Megan Feifer is a PhD candidate in English with a minor in women's and gender studies at Louisiana State University. Her research and teaching addresses Afro-Caribbean diasporas in the United States, multiethnic literatures, postcolonial literature and theory, and feminist theories. Her dissertation research examines the collective counter-archival project created in the essays, fiction, and nonfiction work of authors Julia Alvarez, Edwidge Danticat, and Junot Díaz. She is co-editor of a volume titled Narrating History, Home, and Nation: Critical Essays on Edwidge Danticat, forthcoming from University Press of Mississippi. Finally, she is the co-founding president of the Edwidge Danticat Society.

Aria S. Halliday is assistant professor of Africana feminisms at the University of New Hampshire. Halliday's research explores contemporary U.S. and Caribbean representations of Black women and girls in the twentieth and twenty-first centuries. She specializes in representations created by Black women and girls that explore ideas of race, gender, sexuality, beauty, and consumerism in popular culture. She is the editor of The Black Girlhood Studies Collection (2019). Her work is featured in Cultural Studies, Departures in Critical Qualitative Research, Girlhood Studies, and several edited collections.

Channon S. Miller is an assistant professor of history at the University of San Diego. She received her PhD in American studies from Boston University in 2017, where she was a Whitney M. Young Jr. Fellow. Miller's work concerns itself with the diasporic dimensions of African American women's marginality and resistance from the 1980s forward. She aims to extend the timeline of our understanding of this group's historical traditions of boundary crossing, exiling, and returning to the post–civil rights generations. Miller's current work-inprogress follows the mutual, boundary crossings of African American, African immigrant, and Afro-Caribbean immigrant mothers and the homeplaces that result. Miller is a native of Hartford, Connecticut—the city plays a prominent role in her research.
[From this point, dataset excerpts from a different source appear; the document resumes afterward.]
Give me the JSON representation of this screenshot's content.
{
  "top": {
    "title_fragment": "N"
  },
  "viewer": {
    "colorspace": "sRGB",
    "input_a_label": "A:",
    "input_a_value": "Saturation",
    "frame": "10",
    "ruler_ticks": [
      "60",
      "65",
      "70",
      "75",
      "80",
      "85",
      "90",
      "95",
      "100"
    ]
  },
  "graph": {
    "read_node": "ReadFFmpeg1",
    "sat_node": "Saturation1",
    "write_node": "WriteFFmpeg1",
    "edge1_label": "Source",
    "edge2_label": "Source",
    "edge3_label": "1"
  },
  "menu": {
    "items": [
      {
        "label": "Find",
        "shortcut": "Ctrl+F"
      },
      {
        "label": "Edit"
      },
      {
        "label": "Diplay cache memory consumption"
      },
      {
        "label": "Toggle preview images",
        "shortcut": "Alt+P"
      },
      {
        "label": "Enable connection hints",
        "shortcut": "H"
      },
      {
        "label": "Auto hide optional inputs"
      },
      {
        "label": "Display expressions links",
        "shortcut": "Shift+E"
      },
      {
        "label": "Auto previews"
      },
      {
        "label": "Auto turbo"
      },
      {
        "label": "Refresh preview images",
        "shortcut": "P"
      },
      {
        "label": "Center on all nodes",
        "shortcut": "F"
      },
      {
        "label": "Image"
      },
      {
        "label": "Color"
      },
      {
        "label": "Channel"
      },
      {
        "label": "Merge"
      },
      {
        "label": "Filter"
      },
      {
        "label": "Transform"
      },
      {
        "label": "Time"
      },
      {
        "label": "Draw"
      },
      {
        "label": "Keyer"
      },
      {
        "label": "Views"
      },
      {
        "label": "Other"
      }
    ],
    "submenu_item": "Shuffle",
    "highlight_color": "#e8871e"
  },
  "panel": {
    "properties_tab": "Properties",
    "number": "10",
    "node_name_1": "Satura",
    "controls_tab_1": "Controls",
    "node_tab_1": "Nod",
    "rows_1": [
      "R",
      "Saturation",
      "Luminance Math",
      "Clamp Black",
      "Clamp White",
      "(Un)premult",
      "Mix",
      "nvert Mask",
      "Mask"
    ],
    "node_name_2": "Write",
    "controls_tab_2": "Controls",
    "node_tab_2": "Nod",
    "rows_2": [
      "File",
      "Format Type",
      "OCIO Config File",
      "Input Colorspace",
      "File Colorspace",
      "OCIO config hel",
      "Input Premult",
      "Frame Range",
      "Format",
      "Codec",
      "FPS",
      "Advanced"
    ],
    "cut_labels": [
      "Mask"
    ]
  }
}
Maxine Montgomery is a professor of English at Florida State University, specializing in Africana literary and cultural studies, gender and sexuality studies, and contemporary black women's fiction. She is the author or editor of six books: The Apocalypse in African American Fiction (1996); Conversations With Gloria Naylor (2004); The Fiction of Gloria Naylor: Houses and Spaces of Resistance (2011); Contested Boundaries: New Critical Essays on the Fiction of Toni Morrison (2013); Conversations with Edwidge Danticat (2017); and Meditations on Race, Culture, and History: New Critical Essays on Toni Morrison's God Help the Child (forthcoming). Her articles have appeared in scholarly journals such as African American Review, College Language Association Journal, The South Carolina Review, The Journal of Black Studies, and The Literary Griot. Currently, she is at work on a book-length investigation of post-apocalypticism as a subgenre of the speculative mode in black female literary and expressive culture.